Entonces, ¿el supuesto “contrato por medio del cual se adquiere el empoderamiento” incluía una cláusula no escrita donde la libertad, la autonomía económica y la descentralización del amor romántico patriarcal implicaban renunciar al deseo de vincularnos afectivamente? ¿O es simplemente el capitalismo, el mainstream y la industria de la moda vendiéndonos —e imponiéndonos— la idea de: “¿por qué querrías una relación si estás tan bien sola?”

¿En qué momento nuestra vida afectiva se convirtió en materia prima del marketing del empoderamiento?

Vivimos una era de austeridad afectiva donde la soltería se eleva al rango de estatus aspiracional. Pero no cualquier soltería: una que debe verse como viajes constantes, aventuras sofisticadas, absoluta independencia, piel perfecta, rutinas de skincare impecables y brillo inagotable. Todo esto en un sistema que precariza y en el que la salud mental continúa siendo un privilegio.

Pero qué va: ser soltera está de moda.

Pasamos de un acto político —descentralizar los afectos, cuestionar el amor romántico patriarcal, abrir posibilidades para vincularnos de otras formas— a un statement performativo de empoderamiento.
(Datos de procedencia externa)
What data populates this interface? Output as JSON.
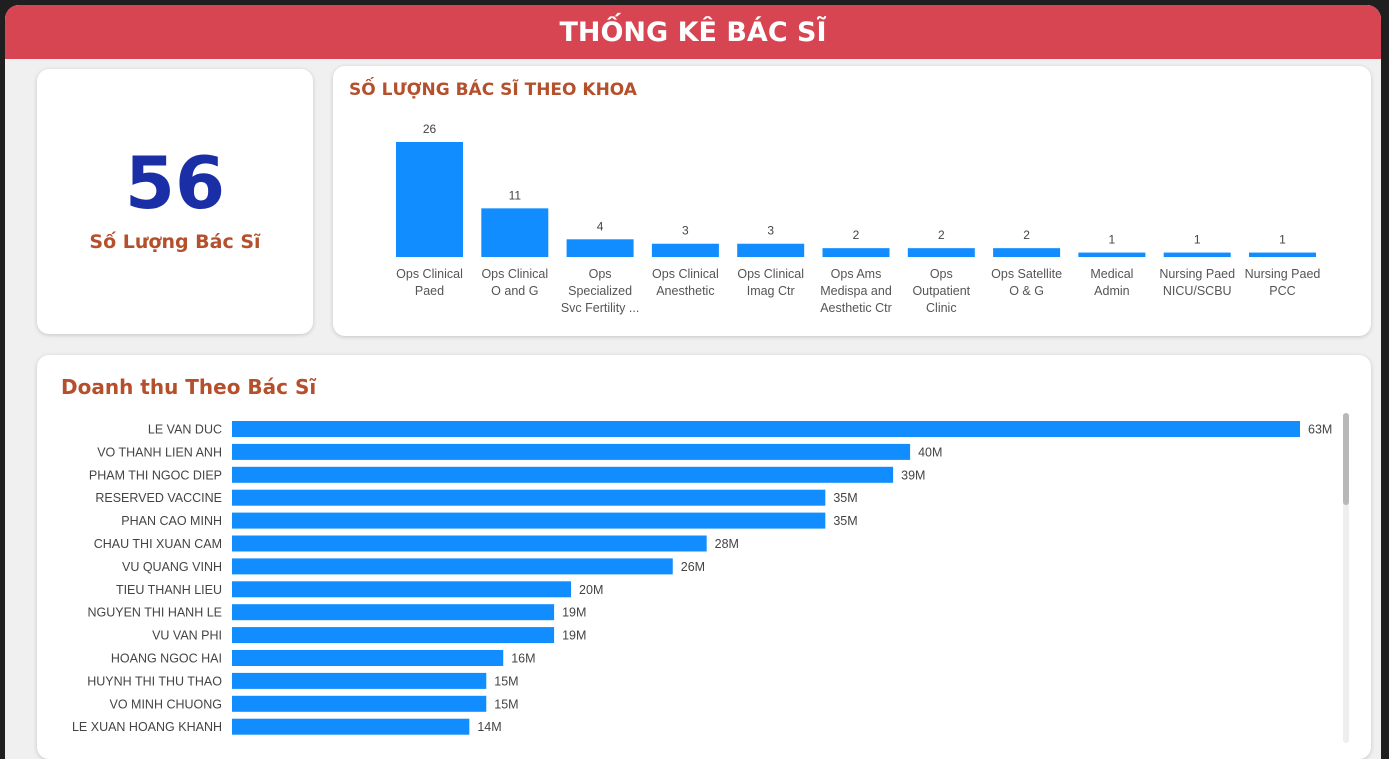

Es innegable que, desde hace décadas, los feminismos han posicionado políticamente la importancia de relaciones afectivas más horizontales, menos atravesadas por el poder patriarcal y, sobre todo, que no reduzcan la vida de las mujeres al destino de pareja. Sin embargo, ese acto político parece diluirse cuando se sustituye por una versión aspiracional de soltería, donde esta se presenta como la única forma válida de poder y la vulnerabilidad emocional se vuelve sospechosa.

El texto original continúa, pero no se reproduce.